As Emily Freeman wrote on Instagram, “Of all the things we lost in the last 12 months, one that has taken the longest for me to name is a sense of possibility.” I resonate with that so much. We’ve had to halt, postpone, cancel, or shelve so much desire. It’s made us all stir crazy. The human heart is not made for restriction; suppression requires its greatest effort. In the words of Gerald May, “Something that has been repressed does not really go away; it remains within us, skirting the edges of our consciousness. Every now and then it reminds us of its presence, as if to say, ‘Remember me?’” And the end will bring this awareness. Grief will come as intense desire. Sometimes the ache for something is so intense it hurts.
A Tired Body and Being
Which will bring us face to face with our health and mental well being. We will want to jump back into life as we knew it and find our rhythm again, put this in the rear view mirror.
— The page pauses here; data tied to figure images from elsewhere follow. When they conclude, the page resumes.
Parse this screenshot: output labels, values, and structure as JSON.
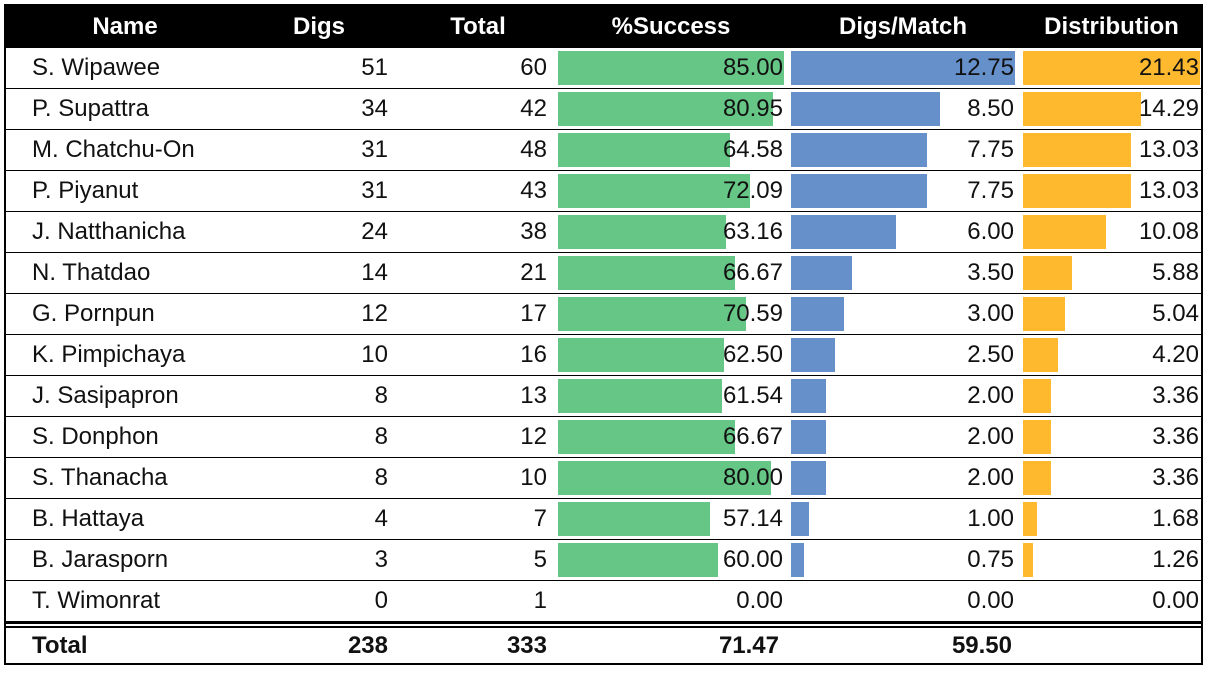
{
  "chart_data": {
    "type": "table",
    "columns": [
      "Name",
      "Digs",
      "Total",
      "%Success",
      "Digs/Match",
      "Distribution"
    ],
    "rows": [
      {
        "name": "S. Wipawee",
        "digs": "51",
        "total": "60",
        "success": "85.00",
        "digs_match": "12.75",
        "distribution": "21.43"
      },
      {
        "name": "P. Supattra",
        "digs": "34",
        "total": "42",
        "success": "80.95",
        "digs_match": "8.50",
        "distribution": "14.29"
      },
      {
        "name": "M. Chatchu-On",
        "digs": "31",
        "total": "48",
        "success": "64.58",
        "digs_match": "7.75",
        "distribution": "13.03"
      },
      {
        "name": "P. Piyanut",
        "digs": "31",
        "total": "43",
        "success": "72.09",
        "digs_match": "7.75",
        "distribution": "13.03"
      },
      {
        "name": "J. Natthanicha",
        "digs": "24",
        "total": "38",
        "success": "63.16",
        "digs_match": "6.00",
        "distribution": "10.08"
      },
      {
        "name": "N. Thatdao",
        "digs": "14",
        "total": "21",
        "success": "66.67",
        "digs_match": "3.50",
        "distribution": "5.88"
      },
      {
        "name": "G. Pornpun",
        "digs": "12",
        "total": "17",
        "success": "70.59",
        "digs_match": "3.00",
        "distribution": "5.04"
      },
      {
        "name": "K. Pimpichaya",
        "digs": "10",
        "total": "16",
        "success": "62.50",
        "digs_match": "2.50",
        "distribution": "4.20"
      },
      {
        "name": "J. Sasipapron",
        "digs": "8",
        "total": "13",
        "success": "61.54",
        "digs_match": "2.00",
        "distribution": "3.36"
      },
      {
        "name": "S. Donphon",
        "digs": "8",
        "total": "12",
        "success": "66.67",
        "digs_match": "2.00",
        "distribution": "3.36"
      },
      {
        "name": "S. Thanacha",
        "digs": "8",
        "total": "10",
        "success": "80.00",
        "digs_match": "2.00",
        "distribution": "3.36"
      },
      {
        "name": "B. Hattaya",
        "digs": "4",
        "total": "7",
        "success": "57.14",
        "digs_match": "1.00",
        "distribution": "1.68"
      },
      {
        "name": "B. Jarasporn",
        "digs": "3",
        "total": "5",
        "success": "60.00",
        "digs_match": "0.75",
        "distribution": "1.26"
      },
      {
        "name": "T. Wimonrat",
        "digs": "0",
        "total": "1",
        "success": "0.00",
        "digs_match": "0.00",
        "distribution": "0.00"
      }
    ],
    "totals": {
      "label": "Total",
      "digs": "238",
      "total": "333",
      "success": "71.47",
      "digs_match": "59.50"
    },
    "bar_columns": {
      "success": {
        "color": "#66c686",
        "max": 85
      },
      "digs_match": {
        "color": "#6690ca",
        "max": 12.75
      },
      "distribution": {
        "color": "#ffb92e",
        "max": 21.43
      }
    }
  }
}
But our bodies and beings will not let us. The muscles and the finances and the relationships and the depression won’t catch up fast enough to what we want. We will tire quickly. We will not have the stamina or the capacity. We will limp for awhile and the let down will show up. It will not feel like normal life. Normal life died. We won’t be as fast at returning as we thought. And this irritation that its not happening fast enough will bring sorrow. This is when we must stop and let the grief come, when the world does not spin back up like it used to.
Blessing Your Sweat Pants
The hope of the end is in the air. Can you sense it? But we are not there yet. So in the meantime, may I propose something for you to do? I said at the outset, that we rarely bless survival. We do not often stop and thank the things that got us through. I hear it most when people confess with embarrassment or outright contempt the things that got them through childhood abuse. The bedroom or the books or the imaginary friends we retreated to. The self soothing that now is addiction. The places or the people that were never good for us but got us out anyway.
We do this because its an act of self kindness. You survived. Well done. Can you thank the things you used to survive the pandemic? What will you bless? What’s getting you through?
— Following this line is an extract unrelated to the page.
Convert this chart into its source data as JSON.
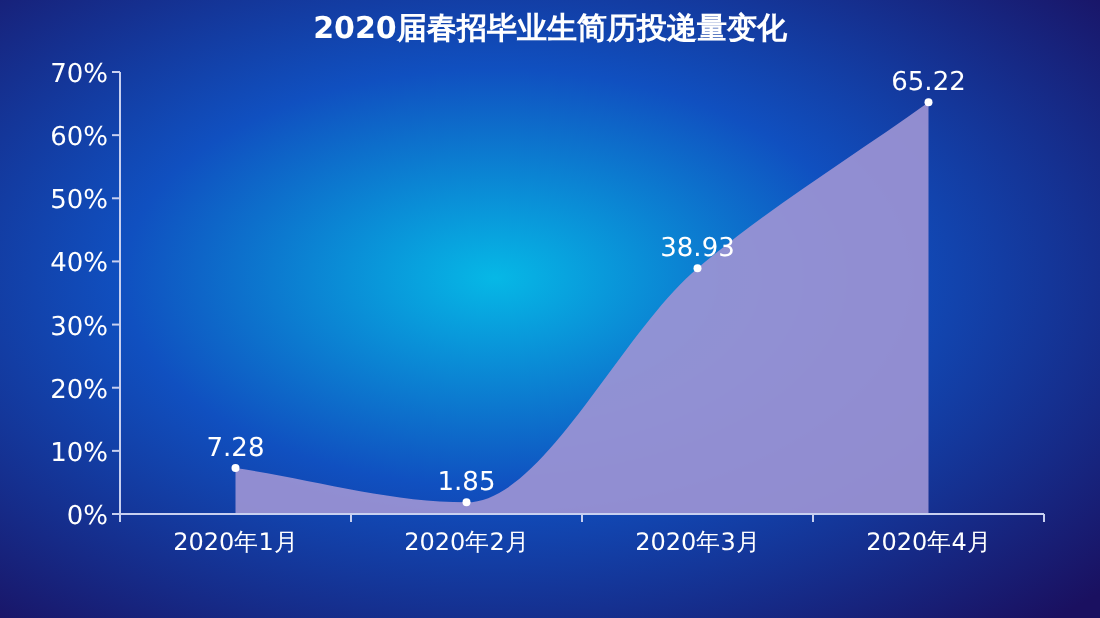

I found the best jogger sweat pants at the outset and they made my sore body mornings more comforting. I love my coffee and the 10 gallons of egg nog I drank in the darkest nights of Winter with its creamy soothing goodness. I am grateful for swear words that got me through many starry night walks around my block (Sorry neighbors!). I am grateful for the prayers that came after the swears. I love my men’s group that found a life still on Zoom. Mando, you were a gift to me too. My binge foods and my children. And for the passionate fights with my wife, the ones that made us humble enough to want to say we were sorry and talk even more.